AJK SC suspende ordem judicial que concede tutela provisória ao PTI em caso de registro de partido até 2 de julho
⚡ Resumo rápido
MUZAFFARABAD: O Supremo Tribunal de Azad Jammu e Caxemira (AJK) suspendeu na segunda-feira, até 2 de julho, a operação de uma ordem do Tribunal Superior de AJK concedendo tutela provisória ao PTI em sua disputa com a Comissão Eleitoral sobre o registro do partido.
MUZAFFARABAD: O Supremo Tribunal de Azad Jammu e Caxemira (AJK) suspendeu na segunda-feira, até 2 de julho, a operação de uma ordem do Tribunal Superior de AJK concedendo tutela provisória ao PTI em sua disputa com a Comissão Eleitoral sobre o registro do partido.
Em 23 de junho, o Tribunal Superior de AJK instruiu a Comissão Eleitoral a registar provisoriamente o PTI como partido político, suspendendo efetivamente a decisão da comissão de 16 de maio que rejeitou o pedido de registo do partido.
A ordem curta foi anunciada por uma bancada de três membros chefiada pelo juiz sênior Syed Shahid Bahar e composta pelos juízes Sardar Muhammad Ejaz e Khalid Rasheed Chaudhry.

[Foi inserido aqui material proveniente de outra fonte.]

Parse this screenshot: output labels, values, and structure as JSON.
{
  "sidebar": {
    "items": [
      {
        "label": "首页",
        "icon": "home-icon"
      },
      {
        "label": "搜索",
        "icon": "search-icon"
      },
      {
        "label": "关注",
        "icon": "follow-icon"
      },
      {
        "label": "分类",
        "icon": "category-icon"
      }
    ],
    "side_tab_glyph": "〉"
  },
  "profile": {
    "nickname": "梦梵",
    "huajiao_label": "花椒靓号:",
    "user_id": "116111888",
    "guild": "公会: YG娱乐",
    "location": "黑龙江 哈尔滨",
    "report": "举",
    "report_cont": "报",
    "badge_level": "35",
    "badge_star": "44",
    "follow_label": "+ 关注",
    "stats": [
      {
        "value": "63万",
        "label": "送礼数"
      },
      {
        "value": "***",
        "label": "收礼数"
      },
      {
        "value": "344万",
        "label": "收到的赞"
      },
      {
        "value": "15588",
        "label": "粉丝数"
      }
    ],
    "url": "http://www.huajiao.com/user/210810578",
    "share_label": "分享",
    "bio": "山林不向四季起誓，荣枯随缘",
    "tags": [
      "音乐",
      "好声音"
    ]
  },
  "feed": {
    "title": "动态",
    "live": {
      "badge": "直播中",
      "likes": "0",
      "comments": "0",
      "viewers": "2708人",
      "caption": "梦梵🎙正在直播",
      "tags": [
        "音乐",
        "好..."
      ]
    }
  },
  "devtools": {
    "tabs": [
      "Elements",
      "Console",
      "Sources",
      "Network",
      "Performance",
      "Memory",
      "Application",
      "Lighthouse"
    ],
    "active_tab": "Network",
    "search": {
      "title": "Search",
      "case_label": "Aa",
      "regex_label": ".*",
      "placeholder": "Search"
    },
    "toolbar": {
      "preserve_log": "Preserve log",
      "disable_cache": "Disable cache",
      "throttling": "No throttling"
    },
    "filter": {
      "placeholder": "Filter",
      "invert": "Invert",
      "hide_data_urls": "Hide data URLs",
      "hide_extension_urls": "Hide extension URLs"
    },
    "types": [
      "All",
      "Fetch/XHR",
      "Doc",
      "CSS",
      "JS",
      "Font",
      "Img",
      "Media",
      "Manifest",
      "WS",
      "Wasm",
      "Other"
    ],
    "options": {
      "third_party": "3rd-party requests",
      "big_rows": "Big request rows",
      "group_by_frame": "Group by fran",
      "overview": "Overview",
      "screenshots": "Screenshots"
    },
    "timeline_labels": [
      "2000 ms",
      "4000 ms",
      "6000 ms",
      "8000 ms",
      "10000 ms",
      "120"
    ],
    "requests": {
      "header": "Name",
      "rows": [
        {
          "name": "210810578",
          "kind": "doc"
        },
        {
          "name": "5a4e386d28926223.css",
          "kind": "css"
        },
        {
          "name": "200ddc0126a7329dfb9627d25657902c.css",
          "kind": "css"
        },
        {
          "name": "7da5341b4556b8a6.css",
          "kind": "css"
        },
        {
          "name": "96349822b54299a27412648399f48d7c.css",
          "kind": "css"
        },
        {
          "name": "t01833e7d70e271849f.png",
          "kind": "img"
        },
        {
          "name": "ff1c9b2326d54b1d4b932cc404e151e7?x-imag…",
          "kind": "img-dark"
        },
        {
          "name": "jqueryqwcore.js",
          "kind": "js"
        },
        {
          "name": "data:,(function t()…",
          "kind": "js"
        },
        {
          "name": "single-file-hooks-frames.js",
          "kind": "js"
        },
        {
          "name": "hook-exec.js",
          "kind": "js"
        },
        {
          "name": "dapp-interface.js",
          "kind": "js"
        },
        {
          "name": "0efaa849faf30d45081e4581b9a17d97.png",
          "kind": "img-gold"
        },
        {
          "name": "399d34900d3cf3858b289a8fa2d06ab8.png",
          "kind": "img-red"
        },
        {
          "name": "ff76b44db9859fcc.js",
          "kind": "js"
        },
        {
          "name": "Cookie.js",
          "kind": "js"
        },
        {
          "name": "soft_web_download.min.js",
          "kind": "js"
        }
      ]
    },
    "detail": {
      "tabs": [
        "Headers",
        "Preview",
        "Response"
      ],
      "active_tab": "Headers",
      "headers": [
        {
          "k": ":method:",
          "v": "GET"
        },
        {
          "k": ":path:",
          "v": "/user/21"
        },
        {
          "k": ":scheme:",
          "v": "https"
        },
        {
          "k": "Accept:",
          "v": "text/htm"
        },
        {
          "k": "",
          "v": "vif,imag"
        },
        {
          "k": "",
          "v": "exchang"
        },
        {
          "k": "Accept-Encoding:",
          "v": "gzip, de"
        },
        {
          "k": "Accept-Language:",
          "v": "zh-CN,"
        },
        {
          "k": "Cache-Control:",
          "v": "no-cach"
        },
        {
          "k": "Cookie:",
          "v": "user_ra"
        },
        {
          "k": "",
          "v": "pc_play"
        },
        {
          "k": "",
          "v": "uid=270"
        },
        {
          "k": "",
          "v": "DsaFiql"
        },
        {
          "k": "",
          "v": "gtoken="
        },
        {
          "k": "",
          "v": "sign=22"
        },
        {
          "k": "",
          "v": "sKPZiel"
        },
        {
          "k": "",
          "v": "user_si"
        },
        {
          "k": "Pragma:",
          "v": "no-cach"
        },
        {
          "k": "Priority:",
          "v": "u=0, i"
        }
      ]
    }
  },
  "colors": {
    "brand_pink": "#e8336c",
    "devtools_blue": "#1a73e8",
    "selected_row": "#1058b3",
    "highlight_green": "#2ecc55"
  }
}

A ordem provisória foi aprovada pelo Chefe de Justiça Raja Saeed Akram em um pedido apresentado pela Comissão Eleitoral sob as Regras 1 e 2 da Ordem VI das Regras da Suprema Corte de 1978, buscando ex parte ad medida provisória durante a pendência de sua petição de autorização para apelar (PLA) contra a ordem do tribunal superior de 23 de junho.
O advogado do PTI, Yasir Safeer Mughal, compareceu perante o tribunal e pediu um adiamento, alegando que não foi capaz de preparar um caso adequadamente. O pedido foi aceito e o cartório foi instruído a fixar o pedido de audiência em plenário no dia 2 de julho.
Enquanto se aguarda a audiência, o presidente do tribunal ordenou que a execução da ordem do tribunal superior de 23 de junho, na medida em que concedia medidas provisórias, permanecesse suspensa.
A ordem dizia que o tribunal tomou em consideração os factos e circunstâncias globais do caso, os princípios estabelecidos que regem a concessão de medidas provisórias – incluindo a existência de um caso prima facie discutível, o equilíbrio de conveniência e a probabilidade de perda irreparável – bem como a declaração juramentada apresentada em apoio ao pedido.
O advogado da Comissão Eleitoral, Tahir Aziz Khan, o advogado-geral Raja Nadeem Khan e outros estiveram presentes durante o processo.
Em 16 de maio, a comissão rejeitou o pedido de registo do PTI, citando o alegado incumprimento do artigo 121.º do Regulamento Eleitoral relativo a assuntos financeiros e detalhes de contas fornecidos pelo partido requerente. Classificando a medida como inconstitucional e antidemocrática, os líderes do PTI anunciaram contestá-la nos fóruns apropriados.